This post is part of the General Conference Odyssey. This week covers the Priesthood Session of the April 1991 Conference.
I've been thinking about how hard it is to get children and teenagers (and maybe all of us, really) to think and care about other people—really care about them. It's so easy to dismiss whole categories of people. Old people. Mean people. Disabled people. Poor people. Even if you aren't deliberately cruel to anyone, it's so easy to think "those people" are wholly different from you, or to assume they don't really feel and matter as you do yourself. I remember thinking some of those thoughts myself when I was young, much as I tried to be a compassionate person.

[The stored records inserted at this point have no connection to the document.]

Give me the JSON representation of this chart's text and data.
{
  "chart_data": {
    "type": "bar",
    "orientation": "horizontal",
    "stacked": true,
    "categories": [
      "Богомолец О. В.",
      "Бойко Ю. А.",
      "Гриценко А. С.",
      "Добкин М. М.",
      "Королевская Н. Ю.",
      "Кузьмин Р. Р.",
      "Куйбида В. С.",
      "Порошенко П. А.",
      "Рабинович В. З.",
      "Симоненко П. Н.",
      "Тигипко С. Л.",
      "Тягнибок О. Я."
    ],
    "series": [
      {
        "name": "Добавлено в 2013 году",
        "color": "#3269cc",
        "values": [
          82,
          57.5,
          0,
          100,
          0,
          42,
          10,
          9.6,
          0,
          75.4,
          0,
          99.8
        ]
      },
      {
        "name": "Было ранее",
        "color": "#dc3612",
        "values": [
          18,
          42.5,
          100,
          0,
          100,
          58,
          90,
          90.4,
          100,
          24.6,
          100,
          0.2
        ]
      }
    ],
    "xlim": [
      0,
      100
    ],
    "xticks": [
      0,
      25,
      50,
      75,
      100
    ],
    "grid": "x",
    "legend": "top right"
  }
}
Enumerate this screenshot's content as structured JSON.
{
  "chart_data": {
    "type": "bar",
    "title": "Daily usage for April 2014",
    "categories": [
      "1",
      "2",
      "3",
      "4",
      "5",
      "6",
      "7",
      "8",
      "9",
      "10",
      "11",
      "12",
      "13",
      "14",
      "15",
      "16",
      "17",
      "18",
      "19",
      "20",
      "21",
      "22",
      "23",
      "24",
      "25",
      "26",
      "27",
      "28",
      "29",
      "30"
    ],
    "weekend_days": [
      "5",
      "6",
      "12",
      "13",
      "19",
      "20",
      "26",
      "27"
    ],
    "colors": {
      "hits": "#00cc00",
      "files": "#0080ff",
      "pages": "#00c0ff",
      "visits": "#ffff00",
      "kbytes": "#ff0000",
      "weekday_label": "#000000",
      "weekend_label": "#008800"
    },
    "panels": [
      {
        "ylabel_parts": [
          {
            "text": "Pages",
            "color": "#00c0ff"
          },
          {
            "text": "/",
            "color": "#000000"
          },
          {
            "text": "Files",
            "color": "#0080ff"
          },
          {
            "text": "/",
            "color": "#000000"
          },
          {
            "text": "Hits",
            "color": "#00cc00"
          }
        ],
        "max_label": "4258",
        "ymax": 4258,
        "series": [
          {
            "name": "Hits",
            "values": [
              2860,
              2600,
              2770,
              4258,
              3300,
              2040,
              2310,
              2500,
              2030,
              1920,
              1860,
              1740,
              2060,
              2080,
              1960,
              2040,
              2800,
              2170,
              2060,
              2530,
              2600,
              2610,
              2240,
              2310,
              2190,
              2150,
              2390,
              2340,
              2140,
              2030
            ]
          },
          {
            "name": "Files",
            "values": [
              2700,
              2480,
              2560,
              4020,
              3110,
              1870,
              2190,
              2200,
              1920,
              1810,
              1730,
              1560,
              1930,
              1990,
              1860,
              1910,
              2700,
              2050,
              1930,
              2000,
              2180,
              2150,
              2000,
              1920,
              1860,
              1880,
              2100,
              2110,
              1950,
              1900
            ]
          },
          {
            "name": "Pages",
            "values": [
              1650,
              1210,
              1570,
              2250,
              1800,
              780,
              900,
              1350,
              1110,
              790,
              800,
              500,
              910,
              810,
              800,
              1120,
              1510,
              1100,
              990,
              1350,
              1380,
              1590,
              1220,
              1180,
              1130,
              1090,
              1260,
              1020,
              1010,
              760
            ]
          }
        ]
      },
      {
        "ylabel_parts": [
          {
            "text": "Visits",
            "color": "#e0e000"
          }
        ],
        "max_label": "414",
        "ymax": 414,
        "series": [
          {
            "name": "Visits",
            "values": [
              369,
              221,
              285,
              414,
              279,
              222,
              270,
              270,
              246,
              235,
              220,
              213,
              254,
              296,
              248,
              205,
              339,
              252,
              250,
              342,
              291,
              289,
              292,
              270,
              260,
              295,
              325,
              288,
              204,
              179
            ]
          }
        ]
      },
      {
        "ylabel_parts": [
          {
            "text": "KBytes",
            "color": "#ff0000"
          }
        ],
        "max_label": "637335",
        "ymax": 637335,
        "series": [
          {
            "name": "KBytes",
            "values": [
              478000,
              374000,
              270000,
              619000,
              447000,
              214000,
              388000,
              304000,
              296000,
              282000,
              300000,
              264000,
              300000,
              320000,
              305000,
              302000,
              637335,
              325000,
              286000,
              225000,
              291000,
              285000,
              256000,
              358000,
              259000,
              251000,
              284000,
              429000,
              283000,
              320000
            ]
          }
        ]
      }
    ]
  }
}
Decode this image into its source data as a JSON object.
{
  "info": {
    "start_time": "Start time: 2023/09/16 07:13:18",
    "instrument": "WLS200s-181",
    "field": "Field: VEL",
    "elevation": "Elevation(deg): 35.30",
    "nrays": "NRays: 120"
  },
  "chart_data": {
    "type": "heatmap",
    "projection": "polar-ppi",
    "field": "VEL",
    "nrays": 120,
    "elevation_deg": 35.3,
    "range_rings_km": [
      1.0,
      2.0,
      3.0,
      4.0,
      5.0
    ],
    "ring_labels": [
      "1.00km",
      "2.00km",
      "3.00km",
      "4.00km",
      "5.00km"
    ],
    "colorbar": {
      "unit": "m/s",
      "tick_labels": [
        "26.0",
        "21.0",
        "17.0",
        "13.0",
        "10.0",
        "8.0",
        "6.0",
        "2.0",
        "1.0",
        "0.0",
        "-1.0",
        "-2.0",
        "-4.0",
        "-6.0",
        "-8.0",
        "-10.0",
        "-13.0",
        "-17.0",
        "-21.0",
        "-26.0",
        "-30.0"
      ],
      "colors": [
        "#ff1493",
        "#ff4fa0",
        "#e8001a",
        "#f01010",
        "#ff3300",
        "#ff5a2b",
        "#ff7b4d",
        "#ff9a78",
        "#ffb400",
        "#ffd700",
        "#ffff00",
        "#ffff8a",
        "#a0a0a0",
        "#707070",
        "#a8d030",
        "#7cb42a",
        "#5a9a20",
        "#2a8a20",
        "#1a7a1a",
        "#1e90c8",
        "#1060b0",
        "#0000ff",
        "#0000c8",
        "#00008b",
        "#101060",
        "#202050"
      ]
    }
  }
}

But as you age maybe you begin to catch glimpses of the real people behind those categories. Maybe you start to edge into those categories yourself. I remember sitting quietly some years ago, reading 1 Corinthians 10:13, "There hath no temptation taken you but such as is common to man," and hearing that phrase "such as is common to man" run over and over again in my head. I'm just like people I used to look down on, I thought. Not better. Not more patient. Not smarter. Not more righteous. Common to man.
Is this realization a function only of life experience? I suppose missions can help teach it too. Maybe it comes through any service, and a deliberate practicing of empathy? But I agree with Elder J. Richard Clarke that it's something we must somehow find a way to teach:
Brethren, we are the sons of God….We must expand our awareness as quorums and as individuals, and increase our caring capacity. Let us live righteously and extend the healing power of the priesthood, through loving quorum service, to “succor the weak, lift up the hands which hang down, and strengthen the feeble knees.”